In particular, the development of thin-film device fabrication technology in recent years has allowed the development of a DC-SQUID, and an attempt is being made to use a SQUID magnetometer to measure a magnetocardiogram, a distribution of a magnetic field of a heart.
However, a magnetocardiogram alone cannot directly display the location, size, and geometry of a part in myocardium providing un-uniform conduction of excitation, and it hardly allows doctors to correctly understand a relative, positional relationship of an affected part in a heart.
Accordingly it has been proposed to visualize an intramyocardial, electric current behavior from a magnetocardiographic distribution represented in a magnetocardiogram. One such approach adopted is to use one or more small current element pieces (current dipoles) to mimic the source of a magnetic field for visualization. This methodology has been confirmed to be effective in determining the position of a bypass circuit (a secondary conduction path) having-peculiar electrophysiological characteristics in the WPW syndrome, e.g., a Kent bundle.

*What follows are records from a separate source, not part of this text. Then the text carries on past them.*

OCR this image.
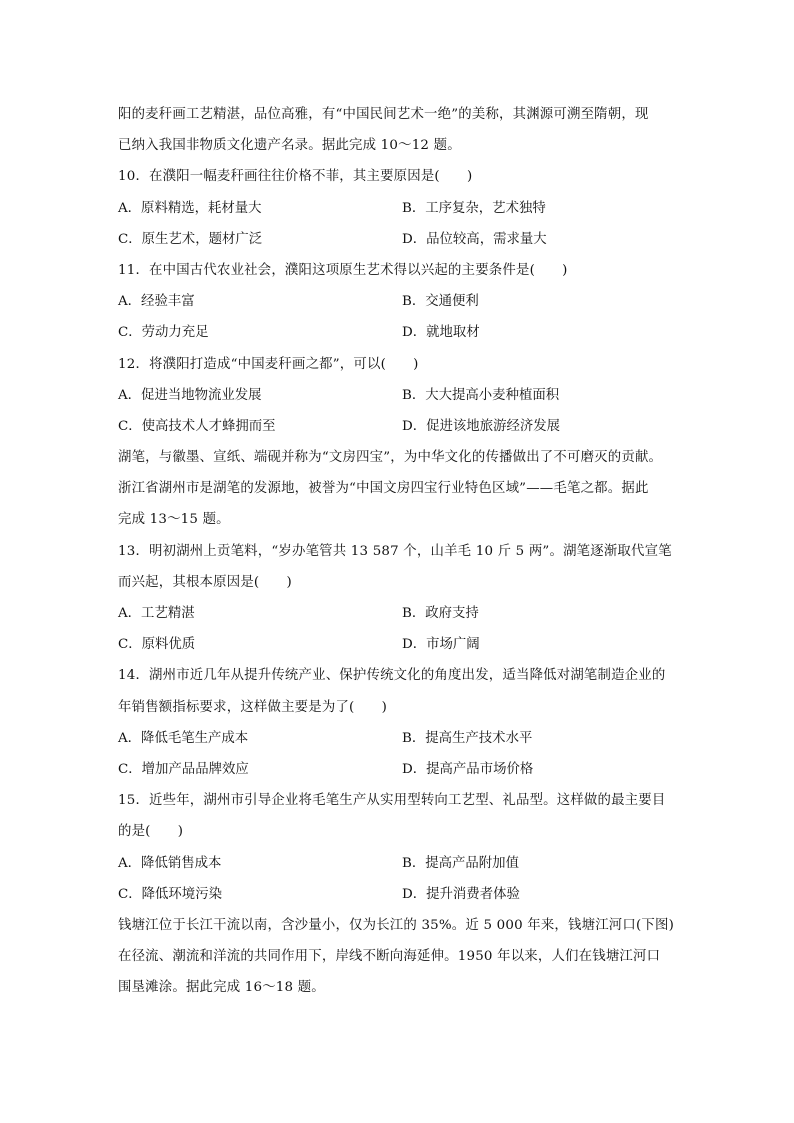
阳的麦秆画工艺精湛，品位高雅，有“中国民间艺术一绝”的美称，其渊源可溯至隋朝，现
已纳入我国非物质文化遗产名录。据此完成 10～12 题。
10．在濮阳一幅麦秆画往往价格不菲，其主要原因是(　　)
A．原料精选，耗材量大	B．工序复杂，艺术独特
C．原生艺术，题材广泛	D．品位较高，需求量大
11．在中国古代农业社会，濮阳这项原生艺术得以兴起的主要条件是(　　)
A．经验丰富	B．交通便利
C．劳动力充足	D．就地取材
12．将濮阳打造成“中国麦秆画之都”，可以(　　)
A．促进当地物流业发展	B．大大提高小麦种植面积
C．使高技术人才蜂拥而至	D．促进该地旅游经济发展
湖笔，与徽墨、宣纸、端砚并称为“文房四宝”，为中华文化的传播做出了不可磨灭的贡献。
浙江省湖州市是湖笔的发源地，被誉为“中国文房四宝行业特色区域”——毛笔之都。据此
完成 13～15 题。
13．明初湖州上贡笔料，“岁办笔管共 13 587 个，山羊毛 10 斤 5 两”。湖笔逐渐取代宣笔
而兴起，其根本原因是(　　)
A．工艺精湛	B．政府支持
C．原料优质	D．市场广阔
14．湖州市近几年从提升传统产业、保护传统文化的角度出发，适当降低对湖笔制造企业的
年销售额指标要求，这样做主要是为了(　　)
A．降低毛笔生产成本	B．提高生产技术水平
C．增加产品品牌效应	D．提高产品市场价格
15．近些年，湖州市引导企业将毛笔生产从实用型转向工艺型、礼品型。这样做的最主要目
的是(　　)
A．降低销售成本	B．提高产品附加值
C．降低环境污染	D．提升消费者体验
钱塘江位于长江干流以南，含沙量小，仅为长江的 35%。近 5 000 年来，钱塘江河口(下图)
在径流、潮流和洋流的共同作用下，岸线不断向海延伸。1950 年以来，人们在钱塘江河口
围垦滩涂。据此完成 16～18 题。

On the other hand, it has been confirmed that an excitation conduction path extending from a sinoauricular node to an atrioventricular node-a bundle of His-Purkinje fiber network can be represented by a method using the above-described current dipole to determine a source of a signal.
However, using one or more current dipoles to mimic a source of a magnetic field for visualization can only provide positional information of the current dipole(s) corresponding to a specific time point and it cannot three-dimensionally identify the location, size and geometry of a part in myocardium that has a ventricular late potential, i.e., a part in myocardium providing un-uniform conduction of excitation.
The present invention therefore contemplates an magnetocardiographic diagnosis apparatus for a ventricular late potential and a method of identifying a part in myocardium providing un-uniform conduction of excitation that can employ a non-invasive magnetic measurement to provide data representative of an intramyocardial, three-dimensional, electrical behavior and used to safely, rapidly and with high precision, three-dimensionally identify a positional relationship of a part in myocardium that has a ventricular late potential, i.e., a part in myocardium providing un-uniform conduction of excitation.